The nickel deposits of Norilsk-Talnakh are the largest-known nickel-copper-palladium deposits in the world. The smelting of the nickel ore is directly responsible for severe pollution, which generally comes in the form of acid rain and smog. By some estimates, one percent of global sulfur dioxide (SO2) emissions come from Norilsk's nickel mines.
Name
Norilsk owes its name to its geographical location: the Norilsk river flows near the city (Norilka, Pyasino river basin), the city itslf is located near the Norilsk mountains. Travelers Khariton Laptev, Alexander Fyodorovich Middendorf, and Fedor Bogdanovich Schmidt mention the river Norilsk and Norilsk mountains in their reports. The Norilskaya River got its former name, Norilka, probably at the time when Taymyr was inhabited by Russian fishing people in the 16th–17th centuries during the existence of the city Mangazeya. Probably, the name of the river comes from the word "norilo", a long thin pole, which stretched the string of set nets under the ice from hole to hole. According to another version, the name of the river (Norilka) and, accordingly, the city comes from the Evenk word "narus" or Yukagir language "nioril", which means "swamps". It is also possible from the name of the Evenk tribe "Nyurilians"
History
Norilsk was founded at the end of the 1920s, but the official date of founding is traditionally 1935, when Norilsk was expanded as a settlement for the Norilsk mining-metallurgic complex and became the center of the Norillag system of Gulag labor camps. It was granted urban-type settlement status in 1939 and town status in 1953.
Norilsk is located between the West Siberian Plain and Central Siberian Plateau at the foot of the 1,700-meter-high (5,600 ft) Putoran Mountains, on some of the largest nickel deposits on Earth. Consequently, mining and smelting ore are the major industries. Norilsk is the center of a region where nickel, copper, cobalt, platinum, palladium, and coal are mined. Mineral deposits in the Siberian Craton had been known for two centuries before Norilsk was founded, but mining began only in 1939, when the buried portions of the Norilsk-Talnakh intrusions were found beneath mountainous terrain.
Talnakh is the major mine/enrichment site now from where an enriched ore emulsion is pumped to Norilsk metallurgy plants.
To support the new city, the Norilsk railway to the port of Dudinka on the Yenisei River was established, first as a narrow-gauge line (winter 1935–36), later as 1,520 mm (4 ft 11+27⁄32 in) Russian standard gauge line (completed in the early 1950s).
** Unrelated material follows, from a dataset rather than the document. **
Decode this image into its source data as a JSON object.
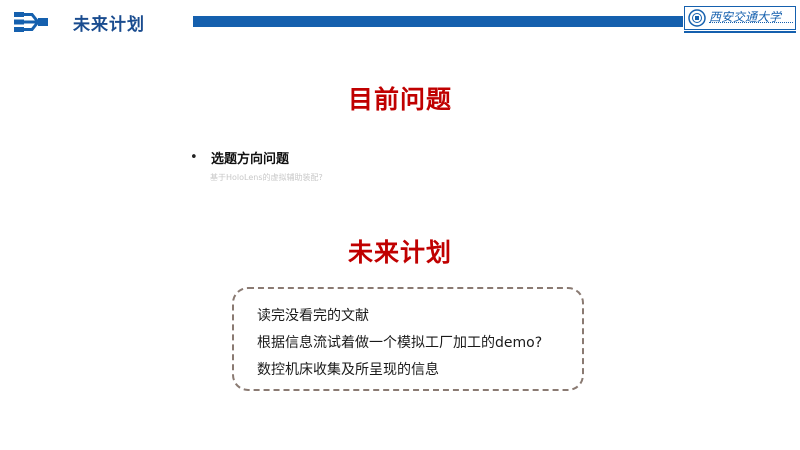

From Dudinka, enriched nickel and copper are transported to Murmansk by sea and, then, to the Monchegorsk enrichment and smelting plant on the Kola Peninsula, while more precious content goes up the river to Krasnoyarsk. This transportation takes place only during the summer. The port of Dudinka is closed and dismantled during spring's ice barrier floods of up to 20 meters (66 ft) in late May (a typical spring occurrence on all Siberian rivers).
In the early 1950s, the Salekhard–Igarka Railway was under construction from the European coal city Vorkuta via the Salekhard/Ob River, and Norilsk got a spacious railway station built in the expectation of train service to Moscow, but construction stopped after Joseph Stalin died.
According to the archives of Norillag, 16,806 prisoners died in Norilsk under the conditions of forced labor, starvation and intense cold during the existence of the camp (1935–1956).[14] Fatalities were especially high during World War II from 1942 to 1944 when food supplies were particularly scarce. Prisoners organized the non-violent Norilsk uprising in 1953. An unknown, yet significant number of prisoners continued to serve and die in the mines until around 1979.
A number of Finnish companies assisted in the construction and automation of Norilsk's No. 2 copper and nickel smelters (in the so-called Nadezhda complex), which led to bringing substantial numbers of Finnish metallurgical and automation experts and their families to Norilsk starting in 1978, creating a Finnish expat community of some hundreds of people for a couple of years. Norilsk before and after that has remained a closed city.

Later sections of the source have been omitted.